OPINIÓN | La pensión de alimentos a mayores de edad | Juan Miguel Munguía

El reconocimiento del derecho a alimentos en el orden familiar, su cuantificación, modificación y extinción son materias que cada día son objeto de litigios y resoluciones judiciales.

Los «alimentos» podemos definirlos como todos aquellos medios que son necesarios para la subsistencia de una persona; no solamente se trata de la alimentación propiamente dicha, sino también todo lo referido a la vida en general, como la educación, la escolarización…Son numerosos los procedimientos en los que se reclama, por el progenitor alimentante, la extinción de la pensión alimenticia al hijo que ha cumplido su mayoría de edad.

No puede darse la extinción automática por el simple hecho de cumplir el hijo los 18 años, pero tampoco puede durar un tiempo indefinido.  El artículo 142 del Código Civil señala, en cuanto al derecho de alimentos entre parientes que «Los alimentos comprenden también la educación e instrucción del alimentista mientras sea menor de edad y aún después cuando no haya terminado su formación por causa que no le sea imputable». A su vez el artículo 93 del Código Civil señala que será el juez, el que determine «la contribución de cada progenitor para satisfacer los alimentos, adoptando las medidas convenientes para asegurar la efectividad y acomodación de las prestaciones a las circunstancias económicas y necesidades de los hijos en cada momento».

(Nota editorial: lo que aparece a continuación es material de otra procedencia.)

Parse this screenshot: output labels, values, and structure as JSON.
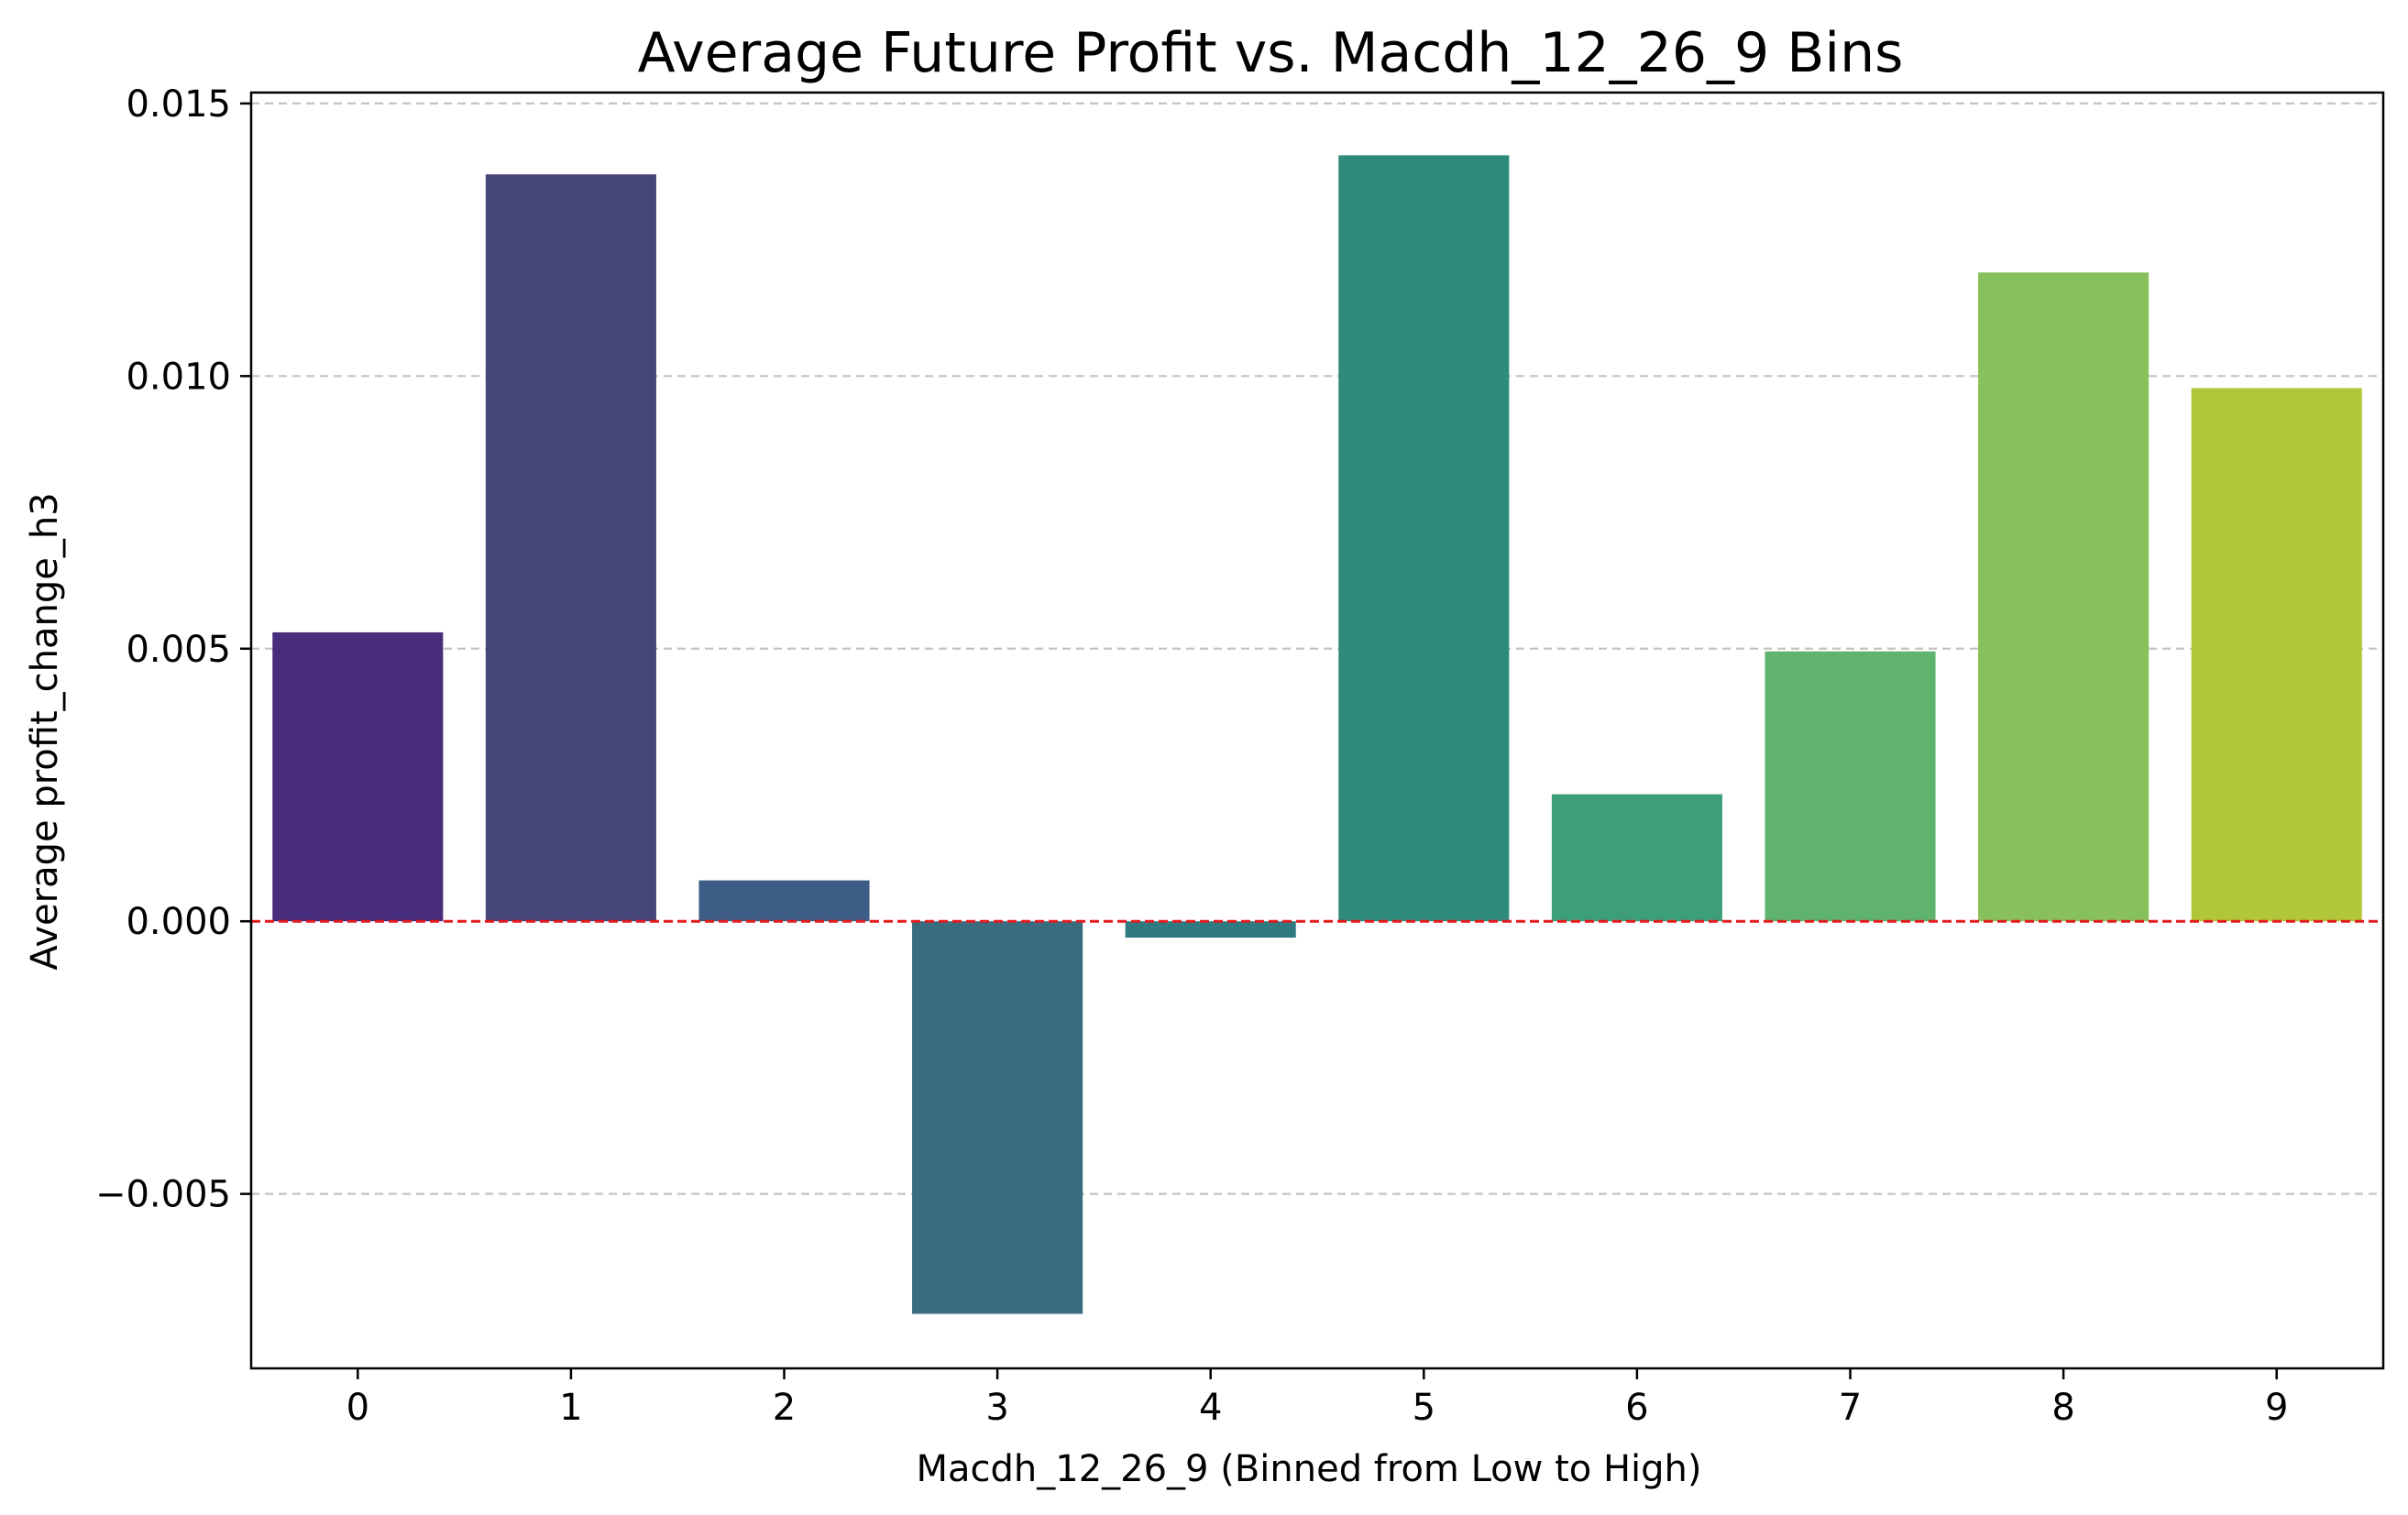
{
  "chart_data": {
    "type": "bar",
    "title": "Average Future Profit vs. Macdh_12_26_9 Bins",
    "xlabel": "Macdh_12_26_9 (Binned from Low to High)",
    "ylabel": "Average profit_change_h3",
    "categories": [
      "0",
      "1",
      "2",
      "3",
      "4",
      "5",
      "6",
      "7",
      "8",
      "9"
    ],
    "values": [
      0.0053,
      0.0137,
      0.00075,
      -0.0072,
      -0.0003,
      0.01405,
      0.00233,
      0.00495,
      0.0119,
      0.00978
    ],
    "ylim": [
      -0.0082,
      0.0152
    ],
    "yticks": [
      -0.005,
      0.0,
      0.005,
      0.01,
      0.015
    ],
    "ytick_labels": [
      "−0.005",
      "0.000",
      "0.005",
      "0.010",
      "0.015"
    ],
    "grid": "y-axis dashed",
    "reference_line": {
      "y": 0,
      "color": "#e41a1c",
      "style": "dashed"
    },
    "bar_colors": [
      "#472d7b",
      "#46467a",
      "#3e5d86",
      "#3a6c80",
      "#2f7a80",
      "#2e8b7b",
      "#3c9f78",
      "#5fb36f",
      "#88c05b",
      "#b2c63a"
    ]
  }
}
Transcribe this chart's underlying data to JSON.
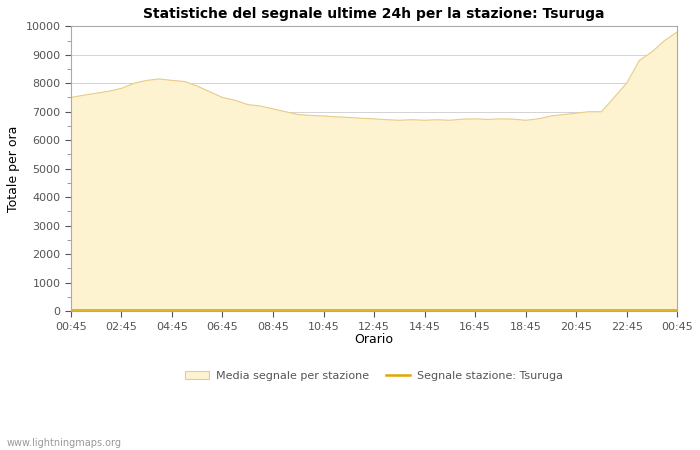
{
  "title": "Statistiche del segnale ultime 24h per la stazione: Tsuruga",
  "xlabel": "Orario",
  "ylabel": "Totale per ora",
  "xlabels": [
    "00:45",
    "02:45",
    "04:45",
    "06:45",
    "08:45",
    "10:45",
    "12:45",
    "14:45",
    "16:45",
    "18:45",
    "20:45",
    "22:45",
    "00:45"
  ],
  "ylim": [
    0,
    10000
  ],
  "yticks": [
    0,
    1000,
    2000,
    3000,
    4000,
    5000,
    6000,
    7000,
    8000,
    9000,
    10000
  ],
  "fill_color": "#fdf3d0",
  "fill_edge_color": "#e8cc88",
  "line_color": "#e0a800",
  "bg_color": "#ffffff",
  "grid_color": "#cccccc",
  "watermark": "www.lightningmaps.org",
  "legend_fill_label": "Media segnale per stazione",
  "legend_line_label": "Segnale stazione: Tsuruga",
  "x_values": [
    0,
    0.5,
    1,
    1.5,
    2,
    2.5,
    3,
    3.5,
    4,
    4.5,
    5,
    5.5,
    6,
    6.5,
    7,
    7.5,
    8,
    8.5,
    9,
    9.5,
    10,
    10.5,
    11,
    11.5,
    12,
    12.5,
    13,
    13.5,
    14,
    14.5,
    15,
    15.5,
    16,
    16.5,
    17,
    17.5,
    18,
    18.5,
    19,
    19.5,
    20,
    20.5,
    21,
    21.5,
    22,
    22.5,
    23,
    23.5,
    24
  ],
  "fill_values": [
    7500,
    7580,
    7650,
    7720,
    7820,
    8000,
    8100,
    8150,
    8100,
    8060,
    7900,
    7700,
    7500,
    7400,
    7250,
    7200,
    7100,
    7000,
    6900,
    6870,
    6850,
    6820,
    6800,
    6770,
    6750,
    6720,
    6700,
    6720,
    6700,
    6720,
    6700,
    6740,
    6750,
    6730,
    6750,
    6740,
    6700,
    6750,
    6850,
    6900,
    6950,
    7000,
    7000,
    7500,
    8000,
    8800,
    9100,
    9500,
    9800
  ],
  "line_values": [
    50,
    50,
    50,
    50,
    50,
    50,
    50,
    50,
    50,
    50,
    50,
    50,
    50,
    50,
    50,
    50,
    50,
    50,
    50,
    50,
    50,
    50,
    50,
    50,
    50,
    50,
    50,
    50,
    50,
    50,
    50,
    50,
    50,
    50,
    50,
    50,
    50,
    50,
    50,
    50,
    50,
    50,
    50,
    50,
    50,
    50,
    50,
    50,
    50
  ]
}
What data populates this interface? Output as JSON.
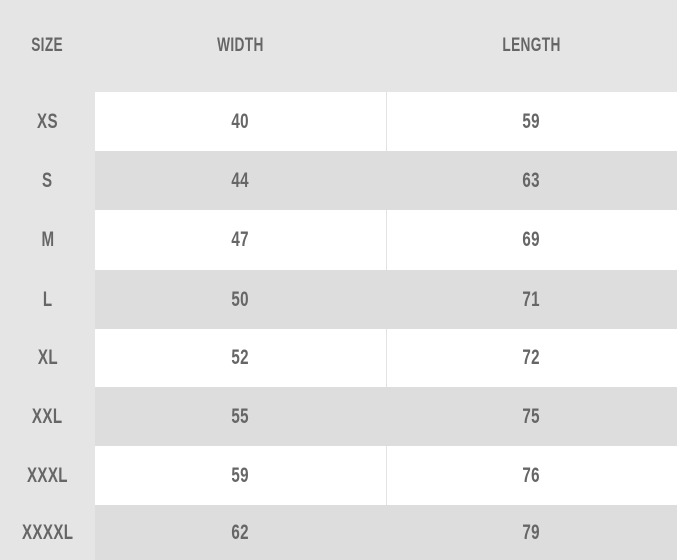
{
  "headers": [
    "SIZE",
    "WIDTH",
    "LENGTH"
  ],
  "rows": [
    {
      "size": "XS",
      "width": "40",
      "length": "59"
    },
    {
      "size": "S",
      "width": "44",
      "length": "63"
    },
    {
      "size": "M",
      "width": "47",
      "length": "69"
    },
    {
      "size": "L",
      "width": "50",
      "length": "71"
    },
    {
      "size": "XL",
      "width": "52",
      "length": "72"
    },
    {
      "size": "XXL",
      "width": "55",
      "length": "75"
    },
    {
      "size": "XXXL",
      "width": "59",
      "length": "76"
    },
    {
      "size": "XXXXL",
      "width": "62",
      "length": "79"
    }
  ],
  "colors": {
    "background": "#e5e5e5",
    "row_light": "#ffffff",
    "row_dark": "#dddddd",
    "text": "#666666"
  }
}
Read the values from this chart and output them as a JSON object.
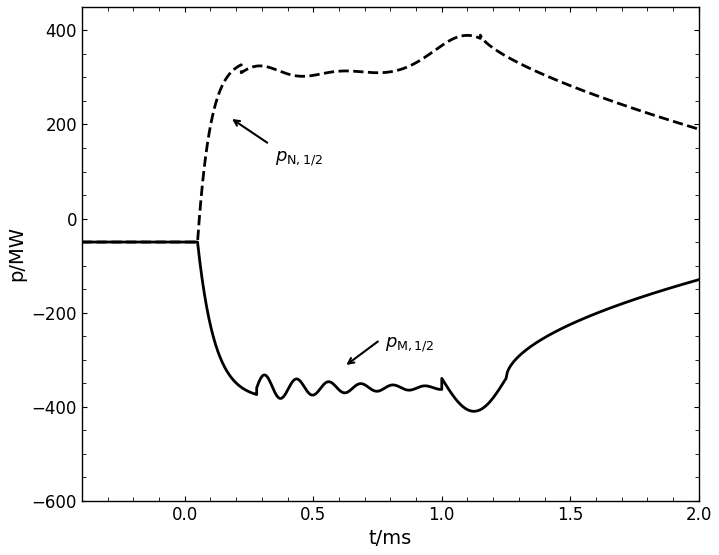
{
  "title": "",
  "xlabel": "t/ms",
  "ylabel": "p/MW",
  "xlim": [
    -0.4,
    2.0
  ],
  "ylim": [
    -600,
    450
  ],
  "yticks": [
    -600,
    -400,
    -200,
    0,
    200,
    400
  ],
  "xticks": [
    0,
    0.5,
    1.0,
    1.5,
    2.0
  ],
  "background_color": "#ffffff",
  "line_color": "#000000"
}
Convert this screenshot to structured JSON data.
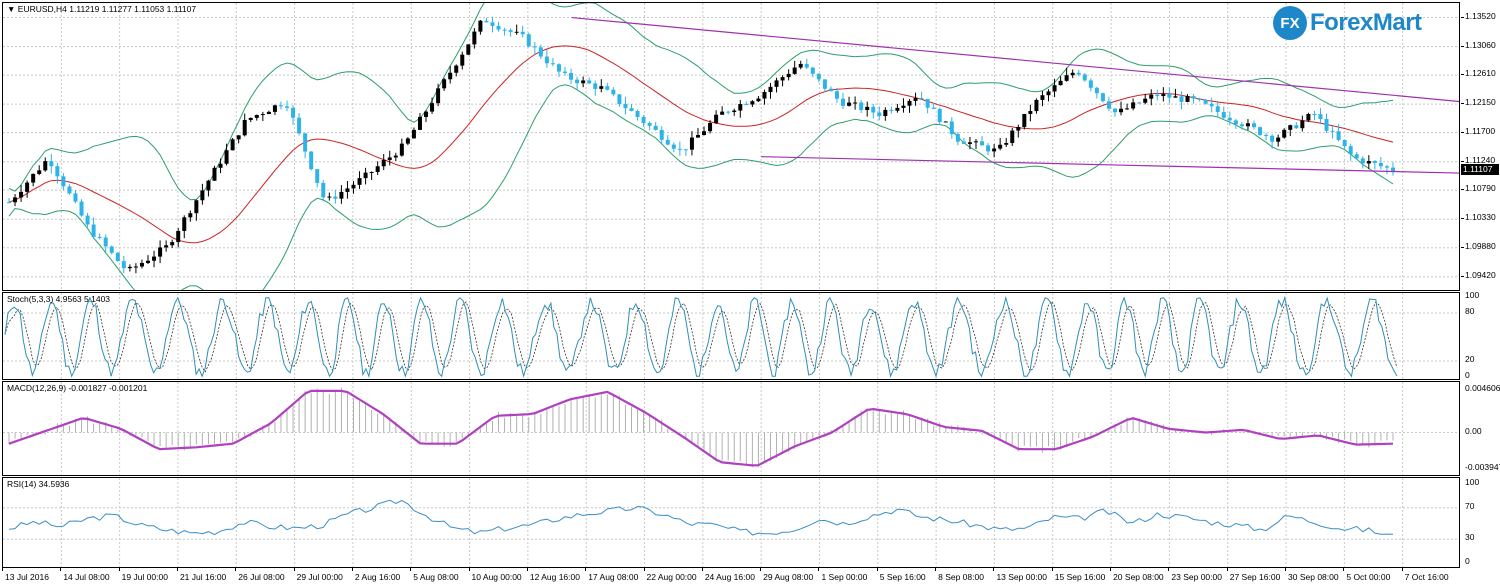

Varias resoluciones han dado la razón al progenitor alimentante a obtener la extinción de la pensión del beneficiario mayor de edad debido a su desidia o vagancia, esto es, una situación vital pasiva del hijo, que ni estudia, ni trabaja por propia voluntad.

Recientemente hemos conocido la sentencia de la Audiencia de Cantabria, que ha rechazado la reclamación de una joven de 23 años, que pedía que sus padres le pagaran la pensión de alimentos, por la conducta de «vagancia» y «falta de aprovechamiento» de la joven. También la reciente sentencia de la Sala de Lo Civil del Tribunal Supremo que confirma una sentencia de la Audiencia Provincial de Santa Cruz de Tenerife en la que se dejaba en suspenso el pago de la pensión alimenticia a los hijos hasta que el marido obtuviera un régimen penitenciario que le permitiera obtener ingresos o bien hasta que fuera puesto en libertad. O la sentencia de la Audiencia Provincial de Girona del año 2015 que declaraba la extinción de la pensión de alimentos del hijo mayor de edad que no había finalizado sus estudios ni trabajaba «por dejadez y desidia».

En definitiva, a los efectos de evitar posibles abusos y lograr una debida transparencia,  se debe adecuar la norma a la realidad social del tiempo actual, y que para la supresión de la pensión alimenticia a un hijo mayor de edad sea preciso que tenga ingresos propios de carácter fijo, o por lo menos una edad con capacidad de trabajo suficiente, o una formación ya completada, que le permita obtener un puesto de trabajo.